Additionally, the incredibly noisy area I chose for the experiment only reinforced my understanding of the research in regards to breadth of attention, arousal, and the ability to concentrate.

1 comment:

kathkell said...

admittedly this was written in another era of my life--based on present tense of interrelationships (though it is a kind of foreshadowing) and my need to label certain functions of human data processing as right or good inferring others are less than desirable.

reading it 7 years in retrospect perhaps I will rewrite. definitely see unnecessary repetition as well as statements that need stronger support.

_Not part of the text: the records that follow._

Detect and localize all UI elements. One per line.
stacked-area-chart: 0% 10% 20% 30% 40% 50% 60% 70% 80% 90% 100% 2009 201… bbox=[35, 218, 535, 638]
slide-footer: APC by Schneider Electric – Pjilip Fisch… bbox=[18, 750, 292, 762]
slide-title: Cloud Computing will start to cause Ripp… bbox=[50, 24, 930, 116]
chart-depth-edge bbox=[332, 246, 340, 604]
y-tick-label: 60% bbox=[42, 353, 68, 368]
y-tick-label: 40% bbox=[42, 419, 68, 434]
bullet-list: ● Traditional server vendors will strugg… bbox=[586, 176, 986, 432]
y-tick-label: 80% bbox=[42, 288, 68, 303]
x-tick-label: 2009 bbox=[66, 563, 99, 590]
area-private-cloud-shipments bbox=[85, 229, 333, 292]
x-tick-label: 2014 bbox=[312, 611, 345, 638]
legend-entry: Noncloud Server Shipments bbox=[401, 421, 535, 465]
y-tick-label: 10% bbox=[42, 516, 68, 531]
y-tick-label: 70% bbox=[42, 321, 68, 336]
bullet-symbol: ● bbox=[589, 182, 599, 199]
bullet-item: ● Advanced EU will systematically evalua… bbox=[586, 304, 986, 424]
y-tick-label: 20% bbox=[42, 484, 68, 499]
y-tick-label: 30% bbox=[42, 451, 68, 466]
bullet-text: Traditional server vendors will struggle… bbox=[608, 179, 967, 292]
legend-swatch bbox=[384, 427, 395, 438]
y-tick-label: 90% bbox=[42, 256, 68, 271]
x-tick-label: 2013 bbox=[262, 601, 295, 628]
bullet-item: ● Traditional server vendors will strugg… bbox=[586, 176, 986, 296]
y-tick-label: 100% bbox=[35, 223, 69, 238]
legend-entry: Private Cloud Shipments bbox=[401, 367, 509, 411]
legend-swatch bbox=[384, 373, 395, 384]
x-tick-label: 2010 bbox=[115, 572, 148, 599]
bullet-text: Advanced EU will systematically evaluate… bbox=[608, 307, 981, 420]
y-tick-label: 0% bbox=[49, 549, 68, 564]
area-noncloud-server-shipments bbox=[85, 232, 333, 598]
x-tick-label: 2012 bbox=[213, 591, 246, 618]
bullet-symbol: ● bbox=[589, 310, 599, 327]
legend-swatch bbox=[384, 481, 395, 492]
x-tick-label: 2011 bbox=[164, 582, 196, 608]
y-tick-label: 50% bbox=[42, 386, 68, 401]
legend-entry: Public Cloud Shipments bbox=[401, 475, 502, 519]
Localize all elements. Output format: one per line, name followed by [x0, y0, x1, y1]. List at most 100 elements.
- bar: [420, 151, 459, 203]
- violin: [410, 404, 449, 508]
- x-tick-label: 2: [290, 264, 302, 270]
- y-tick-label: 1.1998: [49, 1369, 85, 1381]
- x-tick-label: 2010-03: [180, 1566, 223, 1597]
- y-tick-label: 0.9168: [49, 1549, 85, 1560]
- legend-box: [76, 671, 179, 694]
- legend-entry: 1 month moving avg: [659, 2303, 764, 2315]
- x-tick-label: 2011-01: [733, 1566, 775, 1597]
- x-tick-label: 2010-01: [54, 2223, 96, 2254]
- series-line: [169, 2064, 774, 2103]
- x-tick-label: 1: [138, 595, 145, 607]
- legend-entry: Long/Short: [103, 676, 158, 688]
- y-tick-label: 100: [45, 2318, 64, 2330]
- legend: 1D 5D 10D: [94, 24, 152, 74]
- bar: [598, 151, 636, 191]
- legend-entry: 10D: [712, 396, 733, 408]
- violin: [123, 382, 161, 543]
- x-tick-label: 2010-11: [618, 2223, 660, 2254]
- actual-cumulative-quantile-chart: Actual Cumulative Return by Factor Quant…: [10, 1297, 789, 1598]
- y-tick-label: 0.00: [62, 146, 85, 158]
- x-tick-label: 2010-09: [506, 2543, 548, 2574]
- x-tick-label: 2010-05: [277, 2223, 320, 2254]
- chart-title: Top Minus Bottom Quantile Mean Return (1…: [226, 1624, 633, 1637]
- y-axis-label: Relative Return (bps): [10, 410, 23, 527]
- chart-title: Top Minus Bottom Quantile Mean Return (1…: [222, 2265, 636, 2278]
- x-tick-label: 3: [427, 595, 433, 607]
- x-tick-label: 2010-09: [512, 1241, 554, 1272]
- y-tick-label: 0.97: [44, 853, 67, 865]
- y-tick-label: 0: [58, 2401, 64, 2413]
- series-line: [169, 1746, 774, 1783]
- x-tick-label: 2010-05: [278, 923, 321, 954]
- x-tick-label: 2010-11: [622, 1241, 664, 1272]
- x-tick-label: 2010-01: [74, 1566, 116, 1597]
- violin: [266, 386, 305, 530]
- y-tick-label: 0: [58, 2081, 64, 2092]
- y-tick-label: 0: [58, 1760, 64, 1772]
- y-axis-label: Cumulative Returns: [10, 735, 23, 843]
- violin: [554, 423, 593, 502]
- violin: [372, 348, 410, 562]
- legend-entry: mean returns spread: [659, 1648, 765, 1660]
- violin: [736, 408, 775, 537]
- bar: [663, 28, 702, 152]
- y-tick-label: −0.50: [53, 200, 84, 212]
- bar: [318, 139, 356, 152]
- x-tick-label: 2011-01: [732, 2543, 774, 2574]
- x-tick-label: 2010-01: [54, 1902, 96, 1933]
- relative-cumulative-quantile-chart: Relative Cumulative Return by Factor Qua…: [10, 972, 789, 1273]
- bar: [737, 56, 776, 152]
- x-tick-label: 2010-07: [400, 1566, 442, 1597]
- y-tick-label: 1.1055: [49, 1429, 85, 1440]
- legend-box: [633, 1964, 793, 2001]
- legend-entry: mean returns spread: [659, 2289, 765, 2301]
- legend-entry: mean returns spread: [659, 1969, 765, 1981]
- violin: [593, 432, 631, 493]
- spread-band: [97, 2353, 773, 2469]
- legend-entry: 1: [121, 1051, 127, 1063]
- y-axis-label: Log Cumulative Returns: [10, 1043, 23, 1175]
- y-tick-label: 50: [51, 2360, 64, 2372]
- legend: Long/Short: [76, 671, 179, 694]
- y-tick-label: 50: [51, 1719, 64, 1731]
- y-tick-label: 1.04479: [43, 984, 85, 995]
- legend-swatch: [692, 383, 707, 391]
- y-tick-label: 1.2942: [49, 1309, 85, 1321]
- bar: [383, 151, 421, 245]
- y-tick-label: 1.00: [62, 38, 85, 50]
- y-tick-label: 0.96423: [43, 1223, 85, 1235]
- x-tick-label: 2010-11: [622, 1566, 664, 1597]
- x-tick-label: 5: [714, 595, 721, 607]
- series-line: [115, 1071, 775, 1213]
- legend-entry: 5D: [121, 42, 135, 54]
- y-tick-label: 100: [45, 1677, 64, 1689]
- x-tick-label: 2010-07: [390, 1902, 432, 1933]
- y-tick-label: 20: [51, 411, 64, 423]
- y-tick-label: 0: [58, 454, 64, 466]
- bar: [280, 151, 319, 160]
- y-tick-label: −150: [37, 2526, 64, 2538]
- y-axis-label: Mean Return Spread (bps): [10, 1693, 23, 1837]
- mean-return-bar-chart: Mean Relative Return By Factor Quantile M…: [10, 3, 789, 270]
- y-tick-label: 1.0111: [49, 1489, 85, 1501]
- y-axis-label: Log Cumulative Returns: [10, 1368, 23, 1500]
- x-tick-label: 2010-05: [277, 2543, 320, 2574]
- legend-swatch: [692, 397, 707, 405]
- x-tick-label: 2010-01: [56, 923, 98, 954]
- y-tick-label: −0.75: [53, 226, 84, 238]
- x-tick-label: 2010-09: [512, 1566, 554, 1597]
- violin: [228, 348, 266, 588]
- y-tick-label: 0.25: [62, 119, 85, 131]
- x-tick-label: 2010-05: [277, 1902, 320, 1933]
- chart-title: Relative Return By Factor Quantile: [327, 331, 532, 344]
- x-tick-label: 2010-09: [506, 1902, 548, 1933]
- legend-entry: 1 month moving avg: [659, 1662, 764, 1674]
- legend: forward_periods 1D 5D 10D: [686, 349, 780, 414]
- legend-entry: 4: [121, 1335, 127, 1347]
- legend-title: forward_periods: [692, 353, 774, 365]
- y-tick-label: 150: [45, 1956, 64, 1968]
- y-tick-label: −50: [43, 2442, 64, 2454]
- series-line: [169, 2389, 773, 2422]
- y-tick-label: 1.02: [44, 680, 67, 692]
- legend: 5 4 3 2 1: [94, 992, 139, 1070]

not once in grad school did I submit a paper to an art historian or otherwise using the mla format--manifesto for the futurist...dsm diagnostic manual for handful of surrealist...the game of chess for Duchamp...food eating metaphor for Greenberg...humor for feminism...Not once was I penalized for it; in fact I was repeatedly rewarded and more importantly each paper peaked their curiosity so there were all kinds of positive expletives and questions han written through the papers etc. mla is for those who need a format because frankly they are going to write a boring college art history regurgitory paper anyway. how is that for judgmental on my part. perhaps it is that I am about to sit down and read about 65 research papers adhering to the mla format.